HCs Must Decide FIR Quashing Petitions On Merits, Instead Of Disposing Them Asking Police To Follow Arrest Guidelines: Supreme Court
Yash Mittal
19 March 2026 1:31 PM IST

The Supreme Court has held that it is impermissible for the High Courts to dispose of the quashing petition without determining the veracity of the prayer for quashing a FIR.
A bench of Justices Prashant Kumar Mishra and N.V. Anjaria set aside the Allahabad High Court's order, which had mechanically disposed of the quashing petition by merely directing the police to follow the guidelines regarding an arrest laid down in Arnesh Kumar vs. State of Bihar (2014), without determining the veracity of the prayer for quashing and deciding the petition on its merit.

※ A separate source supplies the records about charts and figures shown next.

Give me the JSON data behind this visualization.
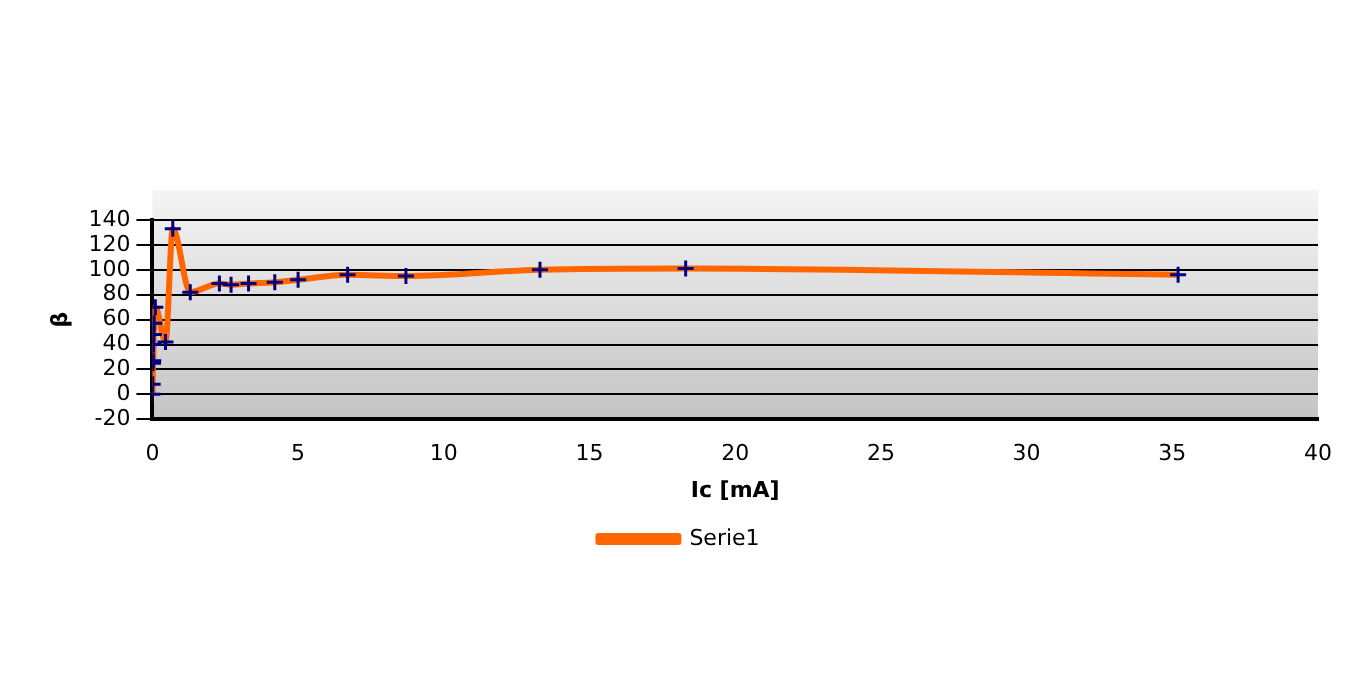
{
  "chart_data": {
    "type": "line",
    "xlabel": "Ic [mA]",
    "ylabel": "β",
    "series": [
      {
        "name": "Serie1",
        "color": "#ff6600",
        "x": [
          0,
          0.01,
          0.02,
          0.03,
          0.04,
          0.05,
          0.06,
          0.1,
          0.45,
          0.7,
          1.3,
          2.3,
          2.7,
          3.3,
          4.2,
          5,
          6.7,
          8.7,
          13.3,
          18.3,
          35.2
        ],
        "values": [
          0,
          8,
          25,
          27,
          40,
          48,
          57,
          70,
          42,
          133,
          82,
          89,
          88,
          89,
          90,
          92,
          96,
          95,
          100,
          101,
          96
        ]
      }
    ],
    "xlim": [
      0,
      40
    ],
    "xticks": [
      0,
      5,
      10,
      15,
      20,
      25,
      30,
      35,
      40
    ],
    "ylim": [
      -20,
      140
    ],
    "yticks": [
      -20,
      0,
      20,
      40,
      60,
      80,
      100,
      120,
      140
    ],
    "grid": "y",
    "legend": "bottom",
    "marker": "cross",
    "line_style": "solid"
  }
}
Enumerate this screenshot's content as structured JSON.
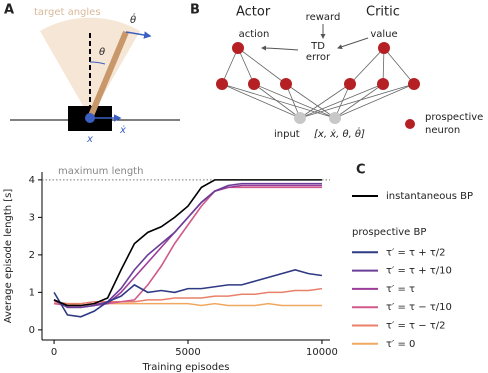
{
  "panel_a": {
    "label": "A",
    "target_label": "target angles",
    "theta": "θ",
    "theta_dot": "θ̇",
    "x": "x",
    "x_dot": "ẋ"
  },
  "panel_b": {
    "label": "B",
    "actor": "Actor",
    "critic": "Critic",
    "reward": "reward",
    "action": "action",
    "value": "value",
    "td": "TD",
    "error": "error",
    "input": "input",
    "input_vector": "[x, ẋ, θ, θ̇]",
    "legend_line1": "prospective",
    "legend_line2": "neuron"
  },
  "chart_data": {
    "type": "line",
    "panel_label": "C",
    "xlabel": "Training episodes",
    "ylabel": "Average episode length [s]",
    "annotation": "maximum length",
    "max_line": 4,
    "legend_group_title": "prospective BP",
    "xlim": [
      -450,
      10300
    ],
    "ylim": [
      -0.27,
      4.21
    ],
    "xticks": [
      0,
      5000,
      10000
    ],
    "yticks": [
      0,
      1,
      2,
      3,
      4
    ],
    "x": [
      0,
      500,
      1000,
      1500,
      2000,
      2500,
      3000,
      3500,
      4000,
      4500,
      5000,
      5500,
      6000,
      6500,
      7000,
      7500,
      8000,
      8500,
      9000,
      9500,
      10000
    ],
    "series": [
      {
        "name": "instantaneous BP",
        "color": "#000000",
        "values": [
          0.8,
          0.65,
          0.65,
          0.7,
          0.85,
          1.6,
          2.3,
          2.6,
          2.75,
          3.0,
          3.3,
          3.8,
          4.0,
          4.0,
          4.0,
          4.0,
          4.0,
          4.0,
          4.0,
          4.0,
          4.0
        ]
      },
      {
        "name": "τ′ = τ + τ/2",
        "color": "#2f3a84",
        "values": [
          1.0,
          0.4,
          0.35,
          0.5,
          0.75,
          0.9,
          1.2,
          1.0,
          1.05,
          1.0,
          1.1,
          1.1,
          1.15,
          1.2,
          1.2,
          1.3,
          1.4,
          1.5,
          1.6,
          1.5,
          1.45
        ]
      },
      {
        "name": "τ′ = τ + τ/10",
        "color": "#6a3e98",
        "values": [
          0.8,
          0.6,
          0.6,
          0.65,
          0.75,
          1.1,
          1.6,
          2.0,
          2.3,
          2.6,
          3.0,
          3.4,
          3.7,
          3.85,
          3.9,
          3.9,
          3.9,
          3.9,
          3.9,
          3.9,
          3.9
        ]
      },
      {
        "name": "τ′ = τ",
        "color": "#9c3d9a",
        "values": [
          0.8,
          0.6,
          0.6,
          0.65,
          0.7,
          1.0,
          1.4,
          1.8,
          2.2,
          2.6,
          3.0,
          3.4,
          3.7,
          3.8,
          3.85,
          3.85,
          3.85,
          3.85,
          3.85,
          3.85,
          3.85
        ]
      },
      {
        "name": "τ′ = τ − τ/10",
        "color": "#d05a8a",
        "values": [
          0.7,
          0.65,
          0.65,
          0.7,
          0.7,
          0.75,
          0.8,
          1.2,
          1.7,
          2.3,
          2.8,
          3.3,
          3.7,
          3.8,
          3.8,
          3.8,
          3.8,
          3.8,
          3.8,
          3.8,
          3.8
        ]
      },
      {
        "name": "τ′ = τ − τ/2",
        "color": "#e8806a",
        "values": [
          0.75,
          0.7,
          0.7,
          0.75,
          0.75,
          0.75,
          0.75,
          0.8,
          0.8,
          0.85,
          0.85,
          0.85,
          0.9,
          0.9,
          0.95,
          0.95,
          1.0,
          1.0,
          1.05,
          1.05,
          1.1
        ]
      },
      {
        "name": "τ′ = 0",
        "color": "#f0a860",
        "values": [
          0.7,
          0.7,
          0.65,
          0.7,
          0.7,
          0.7,
          0.7,
          0.7,
          0.7,
          0.7,
          0.7,
          0.65,
          0.7,
          0.65,
          0.65,
          0.65,
          0.7,
          0.65,
          0.65,
          0.65,
          0.65
        ]
      }
    ]
  }
}
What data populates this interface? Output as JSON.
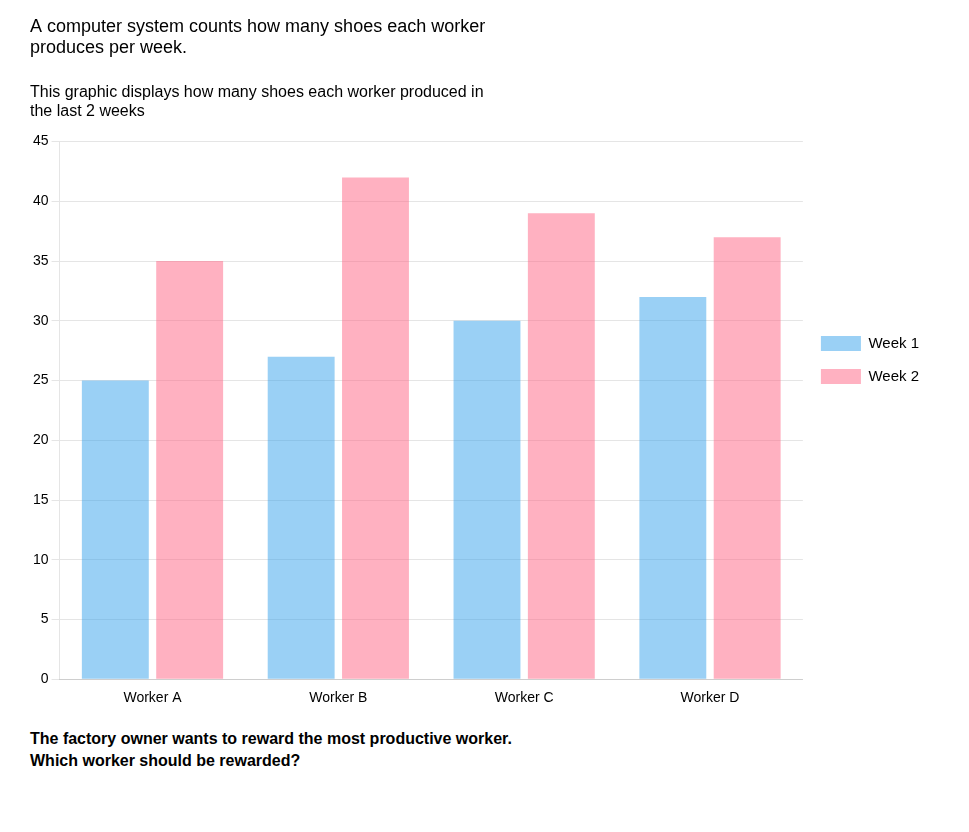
{
  "chart_data": {
    "type": "bar",
    "title": "A computer system counts how many shoes each worker\nproduces per week.",
    "subtitle": "This graphic displays how many shoes each worker produced in\nthe last 2 weeks",
    "annotation": "The factory owner wants to reward the most productive worker.\nWhich worker should be rewarded?",
    "categories": [
      "Worker A",
      "Worker B",
      "Worker C",
      "Worker D"
    ],
    "series": [
      {
        "name": "Week 1",
        "values": [
          25,
          27,
          30,
          32
        ]
      },
      {
        "name": "Week 2",
        "values": [
          35,
          42,
          39,
          37
        ]
      }
    ],
    "ylim": [
      0,
      45
    ],
    "yticks": [
      0,
      5,
      10,
      15,
      20,
      25,
      30,
      35,
      40,
      45
    ],
    "grid": true,
    "legend": "right"
  }
}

“…once a petition under Article 226 of the Constitution of India and/or Section 482 of Code of Criminal Procedure, 1973, and/or Section 528 of Bharatiya Nyaya Sanhita, 2023 is preferred, the same should be decided on merits, rather than dismissing the same as infructuous or by directing the Police to follow Arnesh Kumar vs. State of Bihar (supra).”, the court held.
The dispute between the parties concerns access to the burial ground at the public graveyard (Qabristan) at Village Dundahera, Ghaziabad, leading to the registration of an FIR.
The appellants-petitioners approached the High Court for the quashing of the FIR, but the High Court, without considering the merits of the challenge, disposed of the Writ Petition by directing the concerned Police to follow the order passed in the matter of Arnesh Kumar vs. State of Bihar, leading to an appeal before the Supreme Court by the accused persons.
Allowing the appeal, the bench noted that the High Court had erred in quashing the FIR without considering the merits of the matter.
“when petitioner(s) have sought quashing of the FIR, the High Court ought to have considered the merits of the matter and decided the same one way or the other, considering the material available and the applicable law.”, the court observed.
To recall, in the case of Pradeep Kumar Kesarwani vs. State of Uttar Pradesh & Anr, 2025 LiveLaw (SC) 880, a four-step process was laid down that ought to be considered by the High Court while hearing quashing petitions.
(i) Step one, whether the material relied upon by the accused is sound, reasonable, and indubitable, i.e., the materials is of sterling and impeccable quality?
(ii) Step two, whether the material relied upon by the accused, would rule out the assertions contained in the charges levelled against the accused, i.e., the material is sufficient to reject and overrule the factual assertions contained in the complaint, i.e., the material is such, as would persuade a reasonable person to dismiss and condemn the factual basis of the accusations as false.
(iii) Step three, whether the material relied upon by the accused, has not been refuted by the prosecution/complainant; and/or the material is such, that it cannot be justifiably refuted by the prosecution/complainant?
(iv) Step four, whether proceeding with the trial would result in an abuse of process of the court, and would not serve the ends of justice?
Referring to the tests laid down in Pradeep Kumar Kesarwani (supra), the Court noted that the High Court had disposed of the quashing petition mechanically, without deciding the petition on its merits.
“...the impugned order is set aside and the matter is remitted back to the High Court for considering afresh on merits.”, the court held.
The appeal was allowed.
Cause Title: MD. MASHOOD & ORS. VERSUS THE STATE OF UP & ORS.
Citation : 2026 LiveLaw (SC) 264
Appearance:
For Appellant(s) : Mr. Bibek Tripathi, Adv. Mr. Akshat Srivastava, AOR Mr. Y. Lokesh, Adv. Mr. Sudhakar Tiwari, Adv. Mr. Arun Singh, Adv. Mr. Achyut Saxena, Adv.
For Respondent(s) :Dr. Vijendra Singh, AOR Mr. Abhishek Saket, Adv. Mr. Ajay Kumar Prajapati, Adv. Ms. Ashwina Lakra, Adv. Ms. Nidhi Singh, Adv.